How was that for a weekend brain twister? Try it and make either mechanical or mental connections. Who know where they might lead? 

Friday
Nov112011

Lest We Forget

Remembrance Day is a time of reflection. Every November 11 at 10:50 a.m., my family and I honour the day by sharing passages of poetry written by war poets. We then, at 11:00 a.m., observe a moment of silence. Last year we also went to Lunchbox Theatre in Calgary and watched the musical, In Flanders Field, based on the poet John McCrae's life. It was a moving production which left none of us with a dry eye. This year, we will repeat the observance and watch Lunchbox Theatre's play on World War II, entitled Jake's Gift

I have already decided which poems, I will present tomorrow and among them are three poems which exemplify the war poetry genre. The first poem is written by the World War One British poet, Wilfred Owen, entitled Dulce Et Decorum Est,  which refers to the words of Horace: dulce et decorum est pro patria mori. The phrase translates to "it is sweet to die for one's country." Wilfred Owen uses the phrase in a stunning description of death by gas where he warns against teaching young children "ardent for some desperate glory" the old lie as expressed in the phrase. Owen, a friend of another famous British poet Siegfried Sasson, died only 7 days before the Armistice was announced.
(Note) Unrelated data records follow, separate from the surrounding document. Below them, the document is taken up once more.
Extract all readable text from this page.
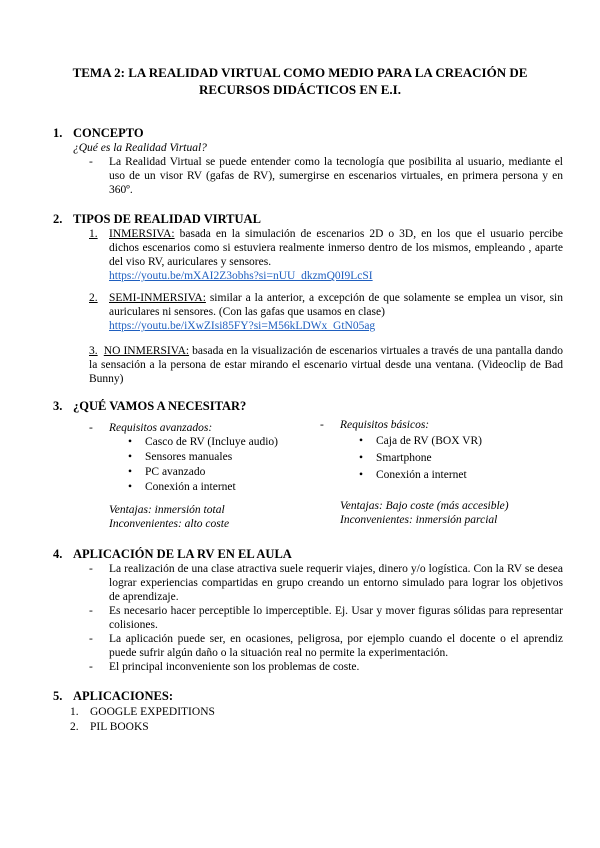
TEMA 2: LA REALIDAD VIRTUAL COMO MEDIO PARA LA CREACIÓN DE
RECURSOS DIDÁCTICOS EN E.I.
1. CONCEPTO
¿Qué es la Realidad Virtual?
- La Realidad Virtual se puede entender como la tecnología que posibilita al usuario, mediante el uso de un visor RV (gafas de RV), sumergirse en escenarios virtuales, en primera persona y en 360º.
2. TIPOS DE REALIDAD VIRTUAL
1. INMERSIVA: basada en la simulación de escenarios 2D o 3D, en los que el usuario percibe dichos escenarios como si estuviera realmente inmerso dentro de los mismos, empleando , aparte del viso RV, auriculares y sensores.
https://youtu.be/mXAI2Z3obhs?si=nUU_dkzmQ0I9LcSI
2. SEMI-INMERSIVA: similar a la anterior, a excepción de que solamente se emplea un visor, sin auriculares ni sensores. (Con las gafas que usamos en clase)
https://youtu.be/iXwZIsi85FY?si=M56kLDWx_GtN05ag
3. NO INMERSIVA: basada en la visualización de escenarios virtuales a través de una pantalla dando la sensación a la persona de estar mirando el escenario virtual desde una ventana. (Videoclip de Bad Bunny)
3. ¿QUÉ VAMOS A NECESITAR?
- Requisitos avanzados:
• Casco de RV (Incluye audio)
• Sensores manuales
• PC avanzado
• Conexión a internet
Ventajas: inmersión total
Inconvenientes: alto coste
- Requisitos básicos:
• Caja de RV (BOX VR)
• Smartphone
• Conexión a internet
Ventajas: Bajo coste (más accesible)
Inconvenientes: inmersión parcial
4. APLICACIÓN DE LA RV EN EL AULA
- La realización de una clase atractiva suele requerir viajes, dinero y/o logística. Con la RV se desea lograr experiencias compartidas en grupo creando un entorno simulado para lograr los objetivos de aprendizaje.
- Es necesario hacer perceptible lo imperceptible. Ej. Usar y mover figuras sólidas para representar colisiones.
- La aplicación puede ser, en ocasiones, peligrosa, por ejemplo cuando el docente o el aprendiz puede sufrir algún daño o la situación real no permite la experimentación.
- El principal inconveniente son los problemas de coste.
5. APLICACIONES:
1. GOOGLE EXPEDITIONS
2. PIL BOOKS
The second poet, Keith Douglas, served for Britain in World War II in the Middle East and in North Africa. He was shipped back to England in time to participate in the Normandy invasion of D-Day where he died. There are two of his poems I will read: Vergissmeinnicht (Forget-me-not) and How To Kill. His poetry holds deadly visceral energy yet lands softly as he declaims that "A shadow is a man when the mosquito death approaches."

Finally, I will read a poem written by the Canadian poet, rights advocate, and previous Dean of McGill Law School - F. R. Scott. I have discussed Scott in my previous posting, which can be read here. His poem, entitled Lest We Forget  was written in contemplation of World War II, with the death of his brother during World War One in mind. It has a more cynical tone as he suggests:

And many a brave Canadian youth

Will shed his blood on foreign shores,

And die for Democracy, Freedom, and Truth,

With his body full of Canadian ores,

Canadian nickel, lead and scrap,

Sold to the German, sold to the Jap,

With Capital watching the tickers.

 We shall not forget this Remembrance Day.

Thursday
Nov102011

Thirty Day Review

Under s. 525 of the Criminal Code, there is provision for an automatic bail review for those accused who have been detained in custody pending trial. If the matter is a more serious indictable offence, the review occurs within ninety days. If it is a less serious summary conviction matter, the review is within thirty days.
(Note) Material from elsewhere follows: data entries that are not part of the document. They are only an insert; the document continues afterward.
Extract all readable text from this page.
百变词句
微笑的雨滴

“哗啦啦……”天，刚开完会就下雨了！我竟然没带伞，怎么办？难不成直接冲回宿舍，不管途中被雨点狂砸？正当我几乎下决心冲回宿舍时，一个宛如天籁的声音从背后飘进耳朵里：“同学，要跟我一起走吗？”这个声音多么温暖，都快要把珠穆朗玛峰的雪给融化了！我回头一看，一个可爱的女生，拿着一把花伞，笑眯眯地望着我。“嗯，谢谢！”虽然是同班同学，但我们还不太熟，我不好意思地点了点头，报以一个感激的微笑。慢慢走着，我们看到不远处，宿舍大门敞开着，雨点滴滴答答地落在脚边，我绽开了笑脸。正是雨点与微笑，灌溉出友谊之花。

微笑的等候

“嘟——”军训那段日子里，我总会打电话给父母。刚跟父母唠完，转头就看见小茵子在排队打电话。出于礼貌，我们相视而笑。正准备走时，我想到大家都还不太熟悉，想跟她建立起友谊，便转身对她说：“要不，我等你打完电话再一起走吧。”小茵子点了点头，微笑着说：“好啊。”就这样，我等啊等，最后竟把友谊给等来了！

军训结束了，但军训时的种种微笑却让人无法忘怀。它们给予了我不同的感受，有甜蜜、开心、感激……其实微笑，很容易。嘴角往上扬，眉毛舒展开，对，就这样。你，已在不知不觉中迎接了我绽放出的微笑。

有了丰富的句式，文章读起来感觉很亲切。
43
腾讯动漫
This review acts as a procedural safeguard by keeping track of those in custody. It is also an important aspect of the presumption of innocence as the judge determines whether the further restriction of liberty of those merely accused of a crime is justified. Additionally, the review reinforces the Charter right to reasonable bail.

Borrowing the nomenclature of the Criminal Code, but not the analogy, this is ideablawg's thirty day review. Ideablawg has been in operation since October 10 and the weekend postings will offer updates on the issues discussed. As part of this thirty day review, I invite you to send me an email with your favourite post or even with ideas for future posts. As the creative thinker Steven Johnson said:

We are often better served by connecting ideas than we are by protecting them... Environments that build walls around good ideas tend to be less innovative in the long run than more open-ended environments. Good ideas may not want to be free, but they want to connect, fuse, and recombine... They want to complete each other as much as they want to compete.